Consequently, the avocado trees are mostly gone, with Mehl, a former high school chemistry teacher, planting more sustainable guavas, cherimoyas and vegetables. A huge slow food advocate, "I like people to come by and be involved with the growing space if they have time." 'Her sons, who live on the property, also help.
Mehl has two special passions: her egg business and her seed business. She develops custom heirloom seeds and sprouts trays for customers.
"We really love what we do and love to share it," Mehl says. "To me, it's a gift."
An outsider may be awed at what seems to be the overachieving determination of 11-year-old Kylie Konyn. But Kylie, the daughter of Frank and Stacey Konyn of Frank Konyn Dairy in the San Pasqual Valley, is doing exactly what she wants—and has been since she was 5 years old.
And what she wants is to be hip deep in animal husbandry.
Currently, she has four grass-fed Angus beef projects. She breeds cows, exhibits calves at shows, raises chickens for eggs for the family and to sell to parents at her school and raises free-range turkeys for Thanksgiving.
"I think this interest was inherited from my parents," she says. "My dad has been in dairying his entire life and my mom was a former agriculture teacher.
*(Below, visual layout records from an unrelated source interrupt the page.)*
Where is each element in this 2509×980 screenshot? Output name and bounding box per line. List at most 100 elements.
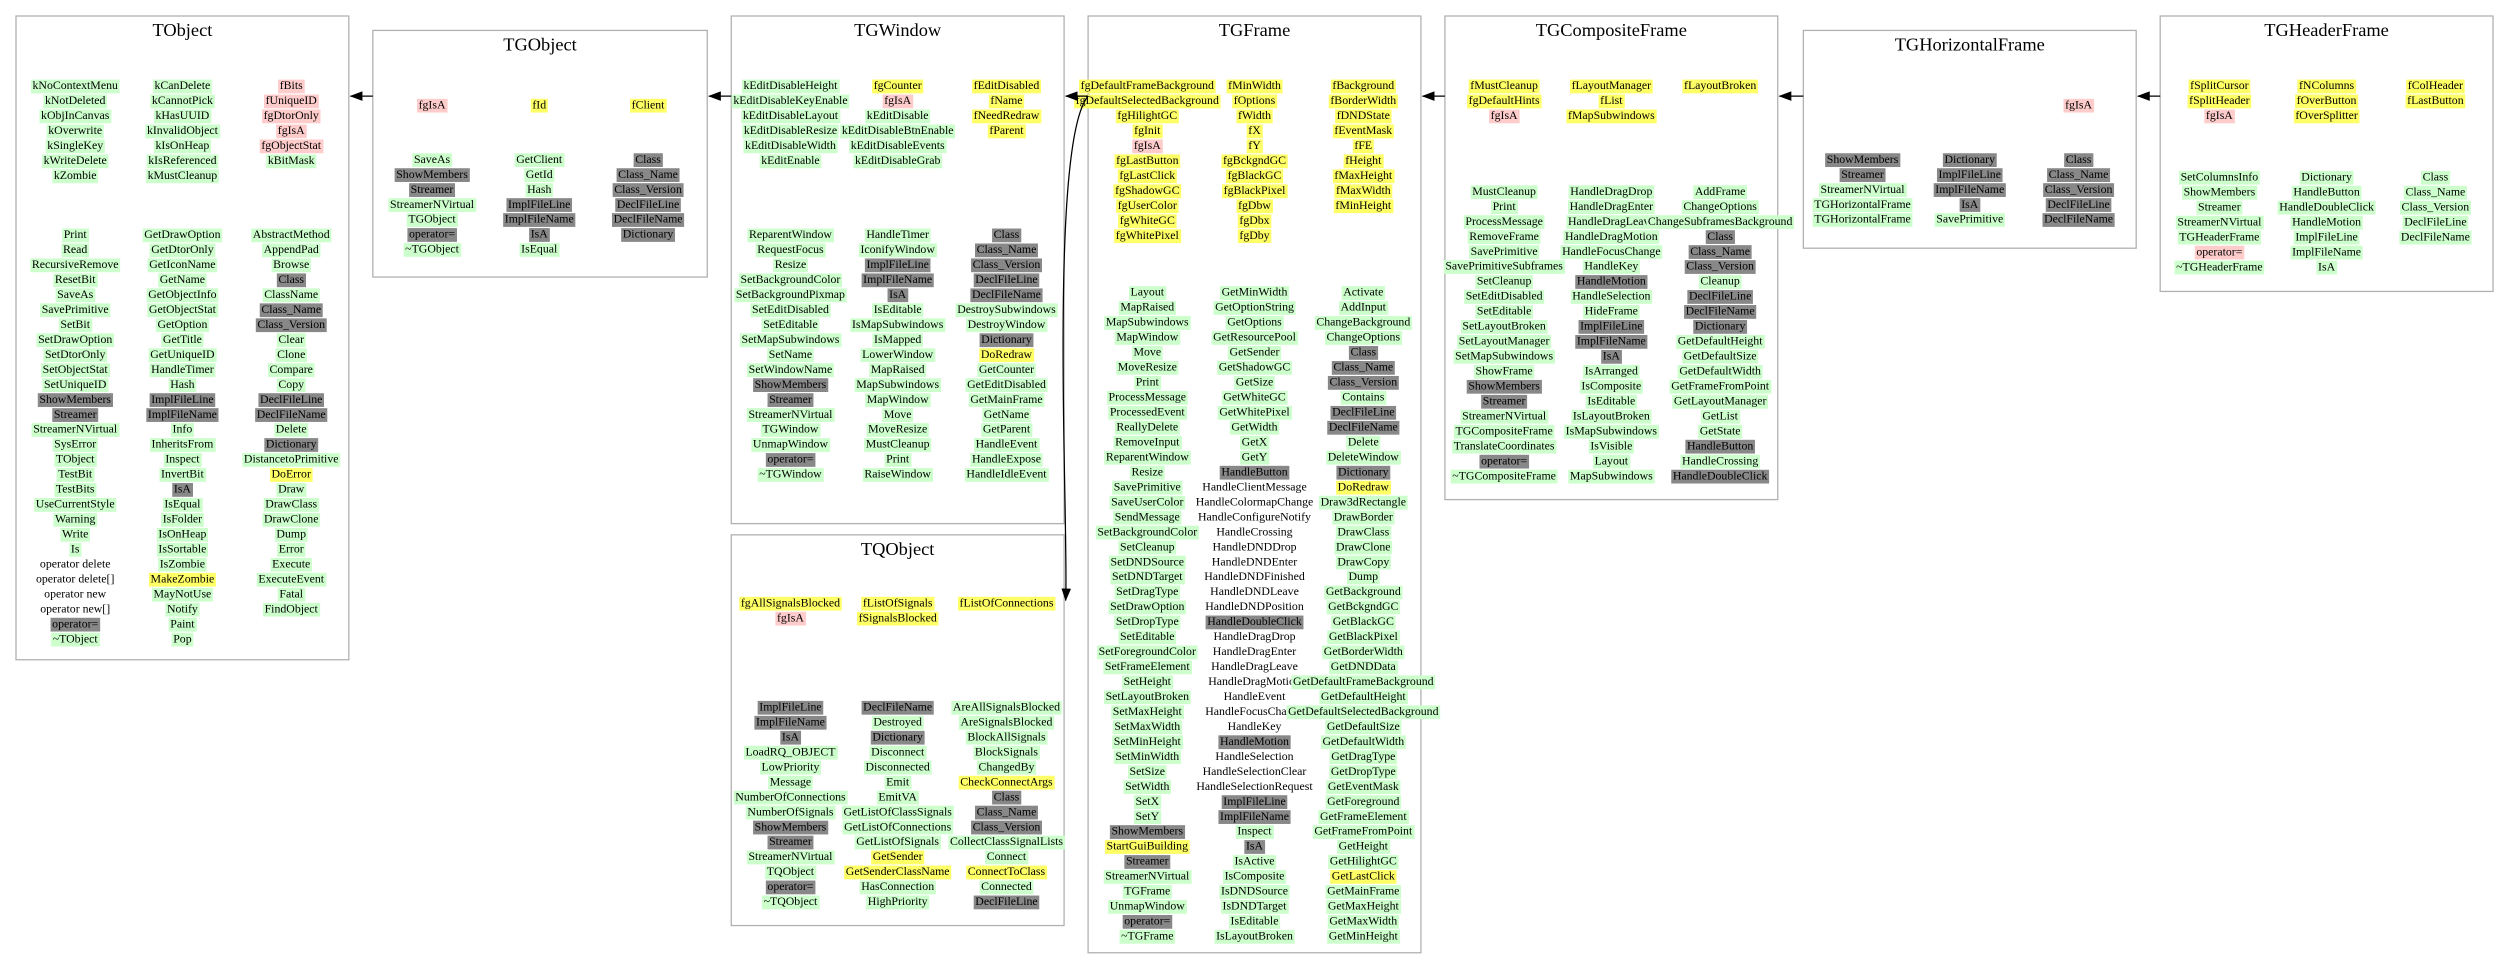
method-bg <box>866 895 930 910</box>
field-name: fNColumns <box>2299 78 2355 92</box>
method-name: Move <box>884 407 912 421</box>
field-name: fEditDisabled <box>974 78 1040 92</box>
method-name: RaiseWindow <box>864 467 931 481</box>
method-bg <box>1467 230 1541 244</box>
method-bg <box>270 557 312 572</box>
method-bg <box>2316 260 2338 275</box>
method-bg <box>60 527 91 542</box>
method-bg <box>168 378 197 392</box>
method-bg <box>757 468 824 482</box>
field-bg <box>1328 94 1398 109</box>
method-bg <box>1688 245 1752 259</box>
method-bg <box>1578 320 1645 334</box>
method-name: HandleMotion <box>2292 214 2361 228</box>
method-name: Dictionary <box>266 437 317 451</box>
method-name: GetParent <box>983 422 1031 436</box>
method-bg <box>514 153 565 168</box>
field-bg <box>30 79 120 94</box>
method-bg <box>1213 750 1296 765</box>
method-bg <box>2064 153 2094 168</box>
method-bg <box>1560 245 1663 259</box>
method-name: GetHeight <box>1339 839 1389 853</box>
method-bg <box>854 378 942 392</box>
field-bg <box>1246 124 1263 139</box>
method-name: ImplFileName <box>505 212 574 226</box>
method-name: GetBackground <box>1326 584 1401 598</box>
method-name: Streamer <box>1126 854 1169 868</box>
method-bg <box>965 730 1048 745</box>
method-name: DoRedraw <box>1338 479 1390 493</box>
method-name: MoveResize <box>1118 360 1177 374</box>
method-name: GetCounter <box>979 362 1034 376</box>
field-bg <box>145 124 221 139</box>
method-bg <box>1113 510 1182 525</box>
method-name: Class <box>994 789 1020 803</box>
method-name: IsMapped <box>874 332 921 346</box>
method-name: SetMaxHeight <box>1113 704 1183 718</box>
method-name: HandleFocusChange <box>1205 704 1304 718</box>
method-name: Clear <box>278 332 304 346</box>
method-bg <box>767 835 814 850</box>
method-name: Dictionary <box>981 332 1032 346</box>
method-name: RecursiveRemove <box>32 257 119 271</box>
class-box: TGObject fgIsA fId fClient SaveAsShowMembers… <box>372 29 708 278</box>
method-name: GetDefaultHeight <box>1321 689 1406 703</box>
method-bg <box>869 745 927 760</box>
field-bg <box>1570 79 1653 94</box>
method-name: GetBorderWidth <box>1324 644 1403 658</box>
method-bg <box>1336 465 1391 480</box>
field-name: fBackground <box>1332 78 1394 92</box>
method-name: Print <box>886 452 910 466</box>
method-name: ~TGHeaderFrame <box>2176 259 2262 273</box>
field-name: kIsOnHeap <box>155 138 209 152</box>
method-name: BlockAllSignals <box>967 729 1046 743</box>
field-name: fgAllSignalsBlocked <box>741 595 840 609</box>
method-name: ConnectToClass <box>968 864 1046 878</box>
method-bg <box>1203 705 1306 720</box>
method-bg <box>161 512 204 527</box>
method-bg <box>1319 495 1408 510</box>
method-bg <box>864 438 932 452</box>
method-name: RemoveFrame <box>1469 229 1539 243</box>
method-bg <box>1698 275 1742 289</box>
field-bg <box>882 94 914 109</box>
method-name: MustCleanup <box>1472 184 1536 198</box>
field-name: fgWhiteGC <box>1120 213 1175 227</box>
field-name: kEditDisableEvents <box>851 138 945 152</box>
method-name: HandleDoubleClick <box>1207 614 1302 628</box>
method-bg <box>1202 570 1307 585</box>
method-bg <box>1326 900 1402 914</box>
method-name: SetForegroundColor <box>1099 644 1196 658</box>
method-bg <box>524 168 555 182</box>
method-bg <box>30 258 121 273</box>
method-name: Delete <box>276 422 307 436</box>
method-bg <box>255 408 328 422</box>
method-bg <box>1322 645 1405 660</box>
field-bg <box>630 98 667 113</box>
method-bg <box>1122 885 1172 899</box>
field-name: kBitMask <box>268 153 315 167</box>
method-name: MayNotUse <box>154 586 212 600</box>
method-name: SetBit <box>60 317 90 331</box>
method-name: GetIconName <box>149 257 215 271</box>
field-name: kCannotPick <box>152 93 213 107</box>
method-bg <box>1214 525 1295 540</box>
method-bg <box>1104 450 1191 465</box>
method-bg <box>612 183 684 197</box>
method-bg <box>1134 375 1162 390</box>
method-bg <box>1336 480 1391 495</box>
method-name: GetDefaultHeight <box>1678 334 1763 348</box>
method-name: Dictionary <box>2301 169 2352 183</box>
method-bg <box>2043 183 2115 197</box>
method-name: NumberOfSignals <box>747 804 833 818</box>
method-bg <box>1213 301 1296 315</box>
method-name: HandleSelection <box>1572 289 1650 303</box>
method-name: StreamerNVirtual <box>1462 408 1547 422</box>
method-name: ReparentWindow <box>749 227 832 241</box>
method-name: HandleDragEnter <box>1213 644 1296 658</box>
method-name: GetSender <box>873 849 923 863</box>
method-name: RequestFocus <box>757 242 824 256</box>
field-name: fgHilightGC <box>1117 108 1177 122</box>
method-bg <box>876 790 919 805</box>
method-bg <box>1240 450 1270 465</box>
From a very young age I got to go out to the dairy with my dad and work with him and our calf raiser."
Her first love is Heart, the first heifer she raised. "She is what got me involved and interested in starting my own dairy herd."
'Of course it's hard for Kylie to sell her animals for market, ''but she's already decided to make dairy her career and thinks other girls should get involved in dairy work.
"It teaches you things that carry over to real-life experiences and it teaches you responsibility about the raising and care of animals."